Поехал он в Рузу… Руза не Москва! Разыскал там ювелира, оказалось, никакой он не ювелир, а больше часовщик, хотя тоже не очень, но лавку держал. Ювелирным делом только поначалу занимался. У всех, видишь ли, лавки: и у Шевердяевых, и у Кармалина, у Зуева, на что уж купцы известные, и то… а у него на вывеске – «Магазин»… из немцев! Он за деньги-то и рассказал, что действительно в ревкоме ему перстень показывали и надписью интересовались: давно ли она сделана.

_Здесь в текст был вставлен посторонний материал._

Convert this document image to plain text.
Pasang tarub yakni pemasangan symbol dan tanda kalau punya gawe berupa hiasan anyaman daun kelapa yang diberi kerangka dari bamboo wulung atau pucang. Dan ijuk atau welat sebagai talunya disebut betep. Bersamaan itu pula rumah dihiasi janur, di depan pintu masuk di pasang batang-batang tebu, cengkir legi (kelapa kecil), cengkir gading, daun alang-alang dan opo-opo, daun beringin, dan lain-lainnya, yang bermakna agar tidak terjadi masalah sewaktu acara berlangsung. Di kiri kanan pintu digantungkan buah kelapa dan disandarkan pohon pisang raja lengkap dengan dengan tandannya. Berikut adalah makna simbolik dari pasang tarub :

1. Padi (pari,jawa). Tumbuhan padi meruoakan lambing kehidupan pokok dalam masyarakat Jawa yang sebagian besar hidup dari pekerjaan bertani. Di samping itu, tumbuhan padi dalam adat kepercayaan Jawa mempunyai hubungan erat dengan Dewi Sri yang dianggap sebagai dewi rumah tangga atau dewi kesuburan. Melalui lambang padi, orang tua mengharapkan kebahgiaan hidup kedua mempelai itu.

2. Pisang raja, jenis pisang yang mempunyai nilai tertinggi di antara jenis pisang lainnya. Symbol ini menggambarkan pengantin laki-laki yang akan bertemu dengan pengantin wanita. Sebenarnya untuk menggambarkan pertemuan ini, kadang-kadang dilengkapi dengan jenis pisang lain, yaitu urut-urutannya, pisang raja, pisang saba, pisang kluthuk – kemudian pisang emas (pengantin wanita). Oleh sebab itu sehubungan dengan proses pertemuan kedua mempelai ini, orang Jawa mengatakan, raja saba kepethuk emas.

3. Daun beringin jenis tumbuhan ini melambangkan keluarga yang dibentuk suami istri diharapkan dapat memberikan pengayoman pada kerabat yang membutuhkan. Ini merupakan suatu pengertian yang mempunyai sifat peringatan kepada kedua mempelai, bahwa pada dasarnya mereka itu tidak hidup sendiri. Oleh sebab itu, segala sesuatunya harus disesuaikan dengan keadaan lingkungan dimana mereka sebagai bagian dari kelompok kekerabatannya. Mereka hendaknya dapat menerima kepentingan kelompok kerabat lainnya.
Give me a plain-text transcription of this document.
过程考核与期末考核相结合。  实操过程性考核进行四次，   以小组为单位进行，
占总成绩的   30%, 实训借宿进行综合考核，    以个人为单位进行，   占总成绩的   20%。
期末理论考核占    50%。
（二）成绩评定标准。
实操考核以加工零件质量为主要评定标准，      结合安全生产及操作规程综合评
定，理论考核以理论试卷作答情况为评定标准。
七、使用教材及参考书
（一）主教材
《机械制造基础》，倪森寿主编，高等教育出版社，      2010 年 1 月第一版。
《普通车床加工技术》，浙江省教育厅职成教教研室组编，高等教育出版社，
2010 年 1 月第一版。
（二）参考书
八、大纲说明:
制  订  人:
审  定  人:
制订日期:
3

Сказал, что вроде давно, ещё сказал, что вещь старинная и лучше о ней справиться у ювелира кремлевской ризницы, его якобы дальнего родственника.

И решил младший Леманн хотя бы перстень вернуть, а как – и сам ещё не знал. Вернулся в Москву – и к ювелиру; представился и сразу о перстне-то и выложил, хотя, конечно, никакой уверенности, что перстень у него, не было. Разве узнать что. Да не сразу у них сладилось-то. Леманн ему о своих предках рассказывал, то да сё, просил всё перстень фамильный показать, говорил, что из России скоро уедет.

С этим перстнем-то у них в роду предание от отца к сыну шло. Будто бы прапрадед их в Россию Лефортом был выписан в наставники русской армии. Да ничего путного из этого не вышло, так я понял, хотя и чин имел. Прадед тоже военным был и в турецкую кампанию у какого-то нАбольшего турка перстень-то и отвоевал. Откупиться тот хотел. Перстень тоже, знаешь… исторический! Якобы царей тамошних. Во как! И умудрился, запамятовал уж через кого, самому Потёмкину поднести, а тот храбреца пожелал видеть, за подвиг перстень вернул и велел надпись на нем сделать. Только слова все никак не умещались, и решили тогда одни первые буквы вырезать. Вот надпись-то чудная и получилась. Об этом, говорит, даже Попов писал. А кто такой – спросить не случилось… Что за слова там были, я не упомнил – речь-то больно непривычная. Вроде как даже с укоризной. Да…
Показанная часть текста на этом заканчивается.